The Runge-Kutta method involves the calculation of intermediate values in order to compute the next point. For two equations and derivatives \( x'(t) = f(x, y) = 2x - y \) and \( y'(t) = g(x, y) = x \), we calculate using the following formulas: \[ k_1 = h f(x_n, y_n), \; l_1 = h g(x_n, y_n) \] \[ k_2 = h f(x_n + \frac{1}{2}k_1, y_n + \frac{1}{2}l_1), \; l_2 = h g(x_n + \frac{1}{2}k_1, y_n + \frac{1}{2}l_1) \] \[ k_3 = h f(x_n + \frac{1}{2}k_2, y_n + \frac{1}{2}l_2), \; l_3 = h g(x_n + \frac{1}{2}k_2, y_n + \frac{1}{2}l_2) \] \[ k_4 = h f(x_n + k_3, y_n + l_3), \; l_4 = h g(x_n + k_3, y_n + l_3) \] Then, update to \( x_{n+1} \) and \( y_{n+1} \) using: \[ x_{n+1} = x_n + \frac{1}{6}(k_1 + 2k_2 + 2k_3 + k_4) \] \[ y_{n+1} = y_n + \frac{1}{6}(l_1 + 2l_2 + 2l_3 + l_4) \]

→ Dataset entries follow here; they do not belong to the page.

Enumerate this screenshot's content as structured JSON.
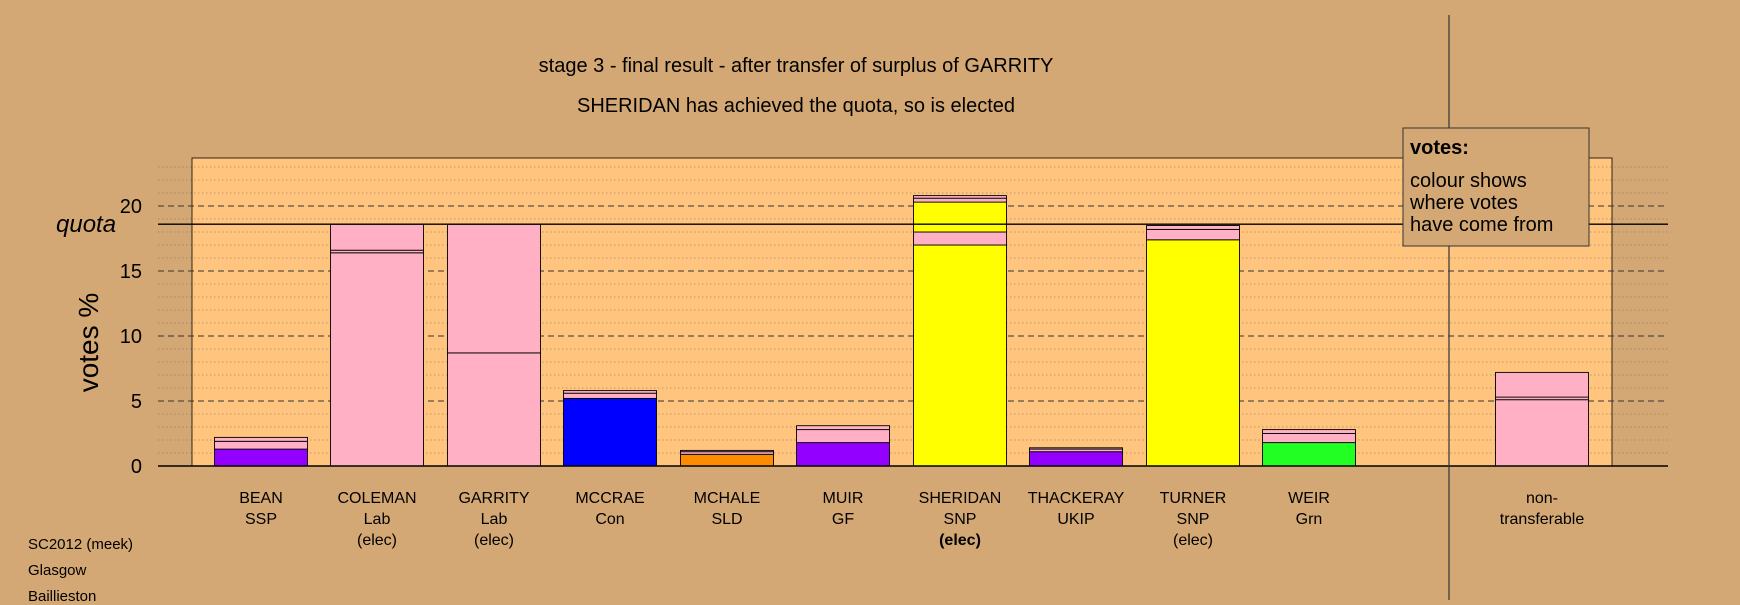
{
  "chart_data": {
    "type": "bar",
    "stacked": true,
    "title": "stage 3 - final result - after transfer of surplus of GARRITY",
    "subtitle": "SHERIDAN has achieved the quota, so is elected",
    "ylabel": "votes %",
    "xlabel": "",
    "ylim": [
      0,
      23.5
    ],
    "yticks": [
      0,
      5,
      10,
      15,
      20
    ],
    "quota_label": "quota",
    "quota_value": 18.6,
    "grid": true,
    "legend": {
      "placement": "top-right",
      "title": "votes:",
      "lines": [
        "colour shows",
        "where votes",
        "have come from"
      ]
    },
    "categories": [
      {
        "name": "BEAN",
        "party": "SSP",
        "status": ""
      },
      {
        "name": "COLEMAN",
        "party": "Lab",
        "status": "(elec)"
      },
      {
        "name": "GARRITY",
        "party": "Lab",
        "status": "(elec)"
      },
      {
        "name": "MCCRAE",
        "party": "Con",
        "status": ""
      },
      {
        "name": "MCHALE",
        "party": "SLD",
        "status": ""
      },
      {
        "name": "MUIR",
        "party": "GF",
        "status": ""
      },
      {
        "name": "SHERIDAN",
        "party": "SNP",
        "status": "(elec)",
        "bold_status": true
      },
      {
        "name": "THACKERAY",
        "party": "UKIP",
        "status": ""
      },
      {
        "name": "TURNER",
        "party": "SNP",
        "status": "(elec)"
      },
      {
        "name": "WEIR",
        "party": "Grn",
        "status": ""
      }
    ],
    "bars": [
      {
        "segments": [
          {
            "value": 1.3,
            "color": "#9400FF"
          },
          {
            "value": 0.6,
            "color": "#FFB0C4"
          },
          {
            "value": 0.3,
            "color": "#FFB0C4"
          }
        ]
      },
      {
        "segments": [
          {
            "value": 16.4,
            "color": "#FFB0C4"
          },
          {
            "value": 0.2,
            "color": "#FFB0C4"
          },
          {
            "value": 2.0,
            "color": "#FFB0C4"
          }
        ]
      },
      {
        "segments": [
          {
            "value": 8.7,
            "color": "#FFB0C4"
          },
          {
            "value": 9.9,
            "color": "#FFB0C4"
          }
        ]
      },
      {
        "segments": [
          {
            "value": 5.2,
            "color": "#0000FF"
          },
          {
            "value": 0.4,
            "color": "#FFB0C4"
          },
          {
            "value": 0.2,
            "color": "#FFB0C4"
          }
        ]
      },
      {
        "segments": [
          {
            "value": 0.9,
            "color": "#FF8C00"
          },
          {
            "value": 0.2,
            "color": "#FFB0C4"
          },
          {
            "value": 0.1,
            "color": "#FFB0C4"
          }
        ]
      },
      {
        "segments": [
          {
            "value": 1.8,
            "color": "#9400FF"
          },
          {
            "value": 1.0,
            "color": "#FFB0C4"
          },
          {
            "value": 0.3,
            "color": "#FFB0C4"
          }
        ]
      },
      {
        "segments": [
          {
            "value": 17.0,
            "color": "#FFFF00"
          },
          {
            "value": 1.0,
            "color": "#FFB0C4"
          },
          {
            "value": 2.3,
            "color": "#FFFF00"
          },
          {
            "value": 0.3,
            "color": "#FFB0C4"
          },
          {
            "value": 0.2,
            "color": "#FFB0C4"
          }
        ]
      },
      {
        "segments": [
          {
            "value": 1.1,
            "color": "#9400FF"
          },
          {
            "value": 0.2,
            "color": "#FFB0C4"
          },
          {
            "value": 0.1,
            "color": "#FFB0C4"
          }
        ]
      },
      {
        "segments": [
          {
            "value": 17.4,
            "color": "#FFFF00"
          },
          {
            "value": 0.8,
            "color": "#FFB0C4"
          },
          {
            "value": 0.3,
            "color": "#FFB0C4"
          }
        ]
      },
      {
        "segments": [
          {
            "value": 1.8,
            "color": "#22FF22"
          },
          {
            "value": 0.7,
            "color": "#FFB0C4"
          },
          {
            "value": 0.3,
            "color": "#FFB0C4"
          }
        ]
      }
    ],
    "non_transferable": {
      "label_lines": [
        "non-",
        "transferable"
      ],
      "segments": [
        {
          "value": 5.1,
          "color": "#FFB0C4"
        },
        {
          "value": 0.2,
          "color": "#FFB0C4"
        },
        {
          "value": 1.9,
          "color": "#FFB0C4"
        }
      ]
    },
    "colors": {
      "background": "#D4A875",
      "plot_area": "#FFC57F",
      "pink": "#FFB0C4",
      "snp_yellow": "#FFFF00",
      "con_blue": "#0000FF",
      "ld_orange": "#FF8C00",
      "purple": "#9400FF",
      "green": "#22FF22"
    }
  },
  "footer": {
    "line1": "SC2012 (meek)",
    "line2": "Glasgow",
    "line3": "Baillieston"
  }
}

Start with initial conditions \( x_0 = 6 \), \( y_0 = 2 \), and step size \( h = 0.2 \). Calculate the intermediate values \( k_1, l_1, k_2, l_2, k_3, l_3, k_4, l_4 \) for the first step \((t = 0) \rightarrow (t = 0.2)\):\[ k_1 = 0.2 \times (2 \times 6 - 2) = 2 \]\[ l_1 = 0.2 \times 6 = 1.2 \]\[ k_2 = 0.2 \times (2 \times (6 + 1) - (2 + 0.6)) = 2.24 \]\[ l_2 = 0.2 \times (6 + 0.6) = 1.32 \]\[ k_3 = 0.2 \times (2 \times (6 + 1.12) - (2 + 0.66)) = 2.312 \]\[ l_3 = 0.2 \times (6 + 0.66) = 1.332 \] \[ k_4 = 0.2 \times (2 \times (6 + 1.332) - (2 + 1.332)) = 2.60 \]\[ l_4 = 0.2 \times (6 + 1.332) = 1.666 \] Update the values: \[ x(0.2) = 6 + \frac{1}{6}(2 + 2 \times 2.24 + 2 \times 2.312 + 2.60) \approx 8.372 \] \[ y(0.2) = 2 + \frac{1}{6}(1.2 + 2 \times 1.32 + 2 \times 1.332 + 1.666) \approx 3.314 \]

We repeat the process using \( h = 0.1 \). Start with \( x_0 = 6 \), \( y_0 = 2 \) and calculate \( k_1, l_1, k_2, l_2, k_3, l_3, k_4, l_4 \) for two steps from \( t = 0 \rightarrow t = 0.1 \rightarrow t = 0.2 \). First step for \( t = 0 \rightarrow t = 0.1 \):\[ k_1 = 0.1 \times (2 \times 6 - 2) = 1 \]\[ l_1 = 0.1 \times 6 = 0.6 \]\[ k_2 = 0.1 \times (2 \times (6 + 0.5) - (2 + 0.3)) = 1.12 \]\[ l_2 = 0.1 \times (6 + 0.3) = 0.63 \]\[ k_3 = 0.1 \times (2 \times (6 + 0.56) - (2 + 0.315)) = 1.141 \]\[ l_3 = 0.1 \times (6 + 0.315) = 0.6315 \] \[ k_4 = 0.1 \times (2 \times (6 + 0.6315) - (2 + 0.6315)) = 1.2643 \]\[ l_4 = 0.1 \times (6 + 0.6315) = 0.66315 \] First update: \[ x(0.1) = 6 + \frac{1}{6}(1 + 2 \times 1.12 + 2 \times 1.141 + 1.264) \approx 7.056 \] \[ y(0.1) = 2 + \frac{1}{6}(0.6 + 2 \times 0.63 + 2 \times 0.6315 + 0.66315) \approx 2.632 \] Continue with step\( t = 0.1 \rightarrow t = 0.2\), using \( x = 7.056 \) and \( y = 2.632 \): Repeat calculation of \( k \)'s and \( l \)'s to derive \( x(0.2) \) and \( y(0.2) \). Final results: \[ x(0.2) \approx 8.222 \] \[ y(0.2) \approx 3.296 \]

Using a numerical solver or graphing software, plot the solutions for \( x(t) \) and \( y(t) \) around \( t = 0 \) up to \( t = 0.2 \) with step length \( h = 0.1 \) for more precise visualization.